Images of the semi-detached house show a crumbling exterior with boarded up windows and rubbish scattered across the front drive.
Inside the kitchen appears to have been completely ransacked with cupboard doors missing, electrics ripped from the walls, and the entire worktops and flooring covered in rubble and rubbish.
A mattress lays in the midst of chaos in the desecrated living room where holes have been ripped through the walls.
Dust, paper, rubble and glass from the smashed windows lay across the dirty floors.
The bedrooms upstairs have holes in the floorboards which have been ripped up and brackets across the windows.
The cistern of the toilet has also been destroyed and it appears the glass at the front of the shower has been smashed.
And the overgrown garden area is in well need of some TLC and a skip to get rid of all the discarded items.
The property was listed for auction last month with an eye-watering guide price of £300,000 but went unsold.
Online browsers took to social media to comment on the high price tag, with many describing the property as a “sh**hole”.
One said: “£300,000 for a house that needs extensive work and is clearly in a rough area? The house next door is also a sh**hole, no one would want to live there.”
Another said: “I appreciate the arrow telling me which one of the two s**t hole properties I’d be buying.”
A third said: “It’s a street with a massive traveller camp at one end.
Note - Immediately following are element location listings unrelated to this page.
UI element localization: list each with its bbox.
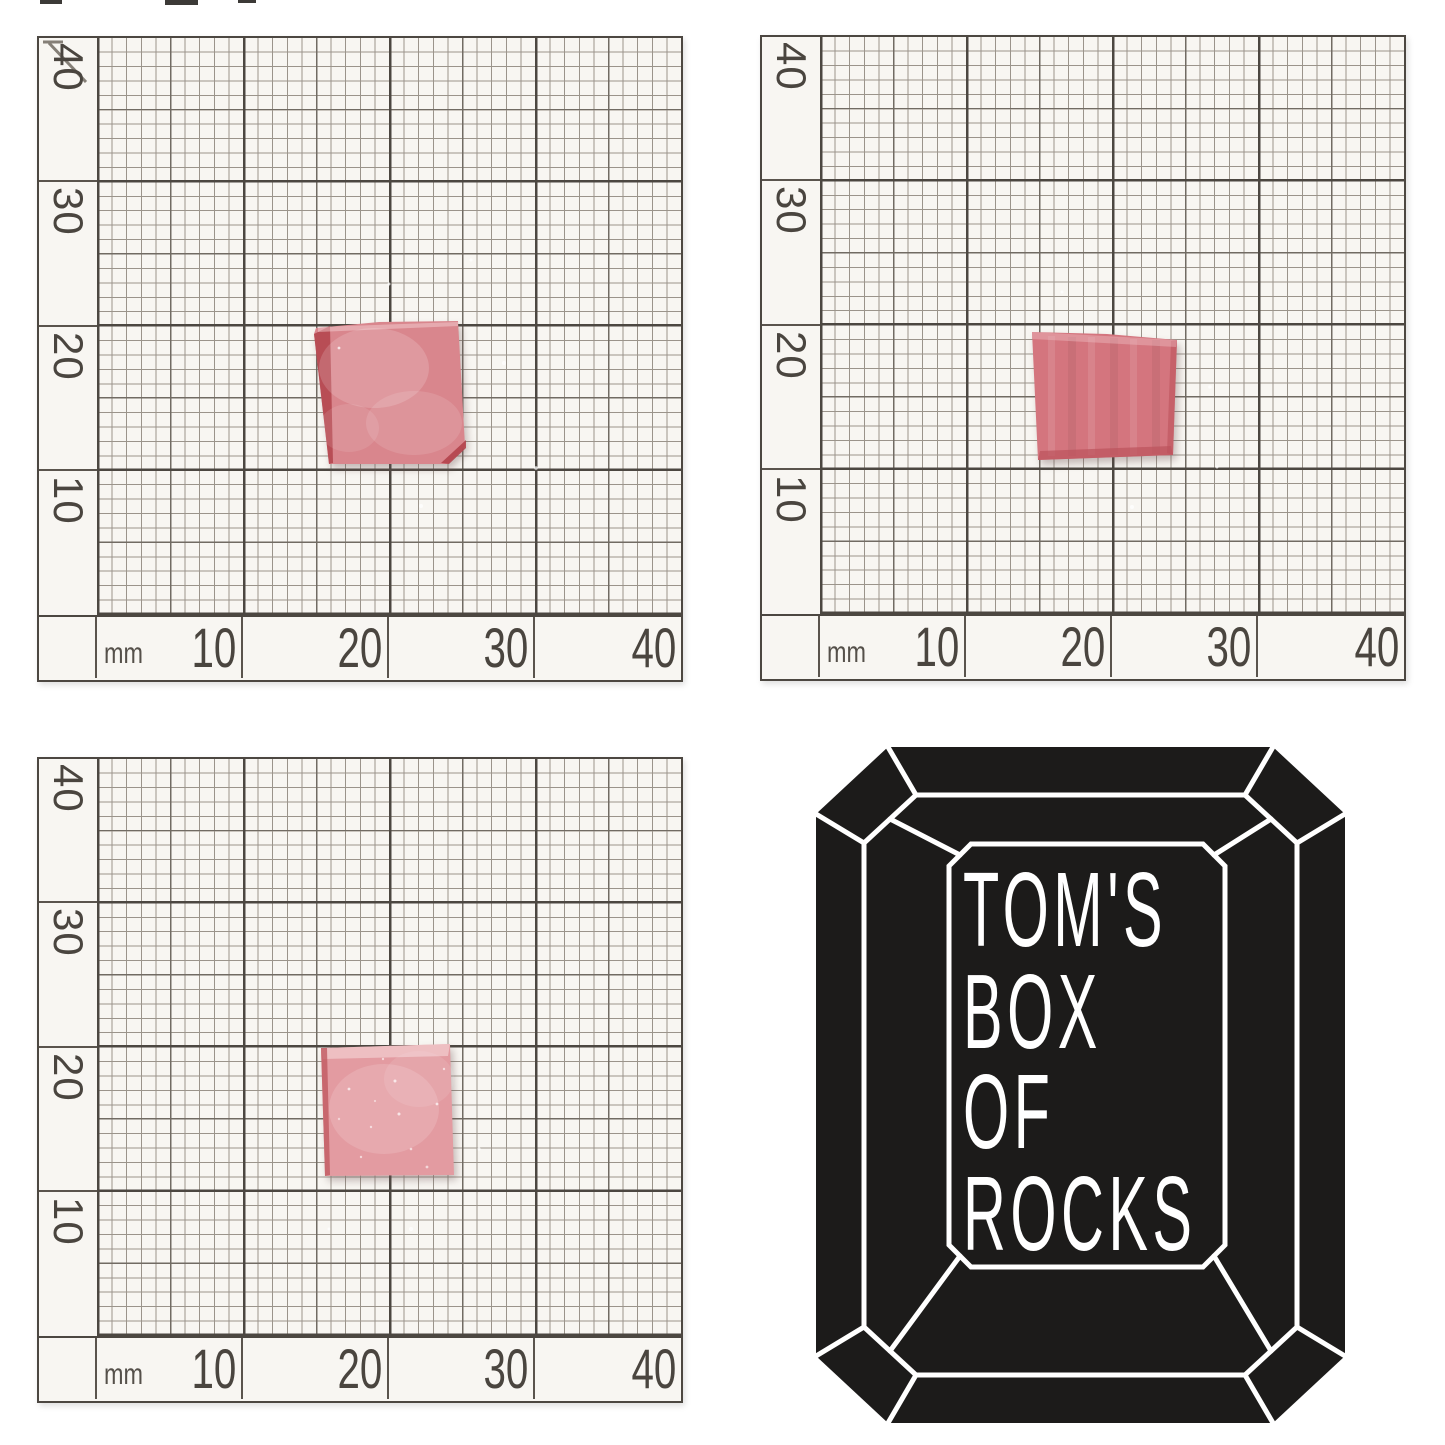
y-axis-ruler: 40 30 20 10 — [39, 759, 97, 1336]
x-axis-label-10: 10 — [914, 622, 959, 672]
unit-label: mm — [104, 1358, 143, 1392]
unit-label: mm — [104, 637, 143, 671]
logo-line-3: OF — [963, 1053, 1054, 1171]
gem-silhouette — [816, 747, 1345, 1423]
mm-grid — [97, 38, 681, 615]
logo-line-4: ROCKS — [963, 1155, 1196, 1273]
y-axis-label-30: 30 — [44, 908, 92, 957]
x-axis-label-40: 40 — [1354, 622, 1399, 672]
x-axis-label-10: 10 — [191, 1344, 236, 1394]
x-axis-ruler: mm 10 20 30 40 — [762, 614, 1404, 677]
y-axis-label-20: 20 — [44, 332, 92, 381]
toms-box-of-rocks-logo: TOM'S BOX OF ROCKS — [816, 747, 1345, 1423]
x-axis-label-30: 30 — [1206, 622, 1251, 672]
cropped-print-mark — [165, 0, 198, 5]
mm-grid — [97, 759, 681, 1336]
measurement-photo-top-right: 40 30 20 10 mm 10 20 30 40 — [760, 35, 1406, 681]
y-axis-label-30: 30 — [767, 186, 815, 235]
y-axis-label-10: 10 — [44, 1197, 92, 1246]
y-axis-label-30: 30 — [44, 187, 92, 236]
x-axis-label-40: 40 — [631, 623, 676, 673]
x-axis-ruler: mm 10 20 30 40 — [39, 615, 681, 678]
mm-grid — [820, 37, 1404, 614]
x-axis-ruler: mm 10 20 30 40 — [39, 1336, 681, 1399]
measurement-photo-bottom-left: 40 30 20 10 mm 10 20 30 40 — [37, 757, 683, 1403]
logo-line-1: TOM'S — [963, 851, 1167, 969]
y-axis-ruler: 40 30 20 10 — [39, 38, 97, 615]
y-axis-label-20: 20 — [767, 331, 815, 380]
y-axis-ruler: 40 30 20 10 — [762, 37, 820, 614]
cropped-print-mark — [40, 0, 62, 4]
x-axis-label-20: 20 — [337, 623, 382, 673]
y-axis-label-40: 40 — [44, 764, 92, 813]
x-axis-label-30: 30 — [483, 623, 528, 673]
x-axis-label-40: 40 — [631, 1344, 676, 1394]
cropped-print-mark — [238, 0, 256, 3]
measurement-photo-top-left: 40 30 20 10 mm 10 20 30 40 — [37, 36, 683, 682]
y-axis-label-20: 20 — [44, 1053, 92, 1102]
y-axis-label-10: 10 — [767, 475, 815, 524]
y-axis-label-40: 40 — [767, 42, 815, 91]
y-axis-label-10: 10 — [44, 476, 92, 525]
collage-canvas: { "page": { "background": "#ffffff", "pa… — [0, 0, 1445, 1445]
x-axis-label-30: 30 — [483, 1344, 528, 1394]
x-axis-label-10: 10 — [191, 623, 236, 673]
x-axis-label-20: 20 — [337, 1344, 382, 1394]
unit-label: mm — [827, 636, 866, 670]
y-axis-label-40: 40 — [44, 43, 92, 92]
x-axis-label-20: 20 — [1060, 622, 1105, 672]
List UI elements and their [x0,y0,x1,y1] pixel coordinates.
I was looking to buy in the area 20 years ago and got sent down there by estate agents and most of the houses were burnt out.”
Another said: “People must try though the next door looks like it has new windows.”
Auctioneers Barnard Marcus describe the house online as: Freehold two floor semi-detached house requiring modernisation,
“Full vacant possession.”
They added: “Prospective purchasers and bidders attend properties entirely at their own risk.
“Particular care should be taken when accessing cellars, attics, exterior grounds and outbuildings and boundaries.
“All non-conducted inspections of vacant sites should be made in daylight hours only and entry into such sites is entirely at the viewers risk.”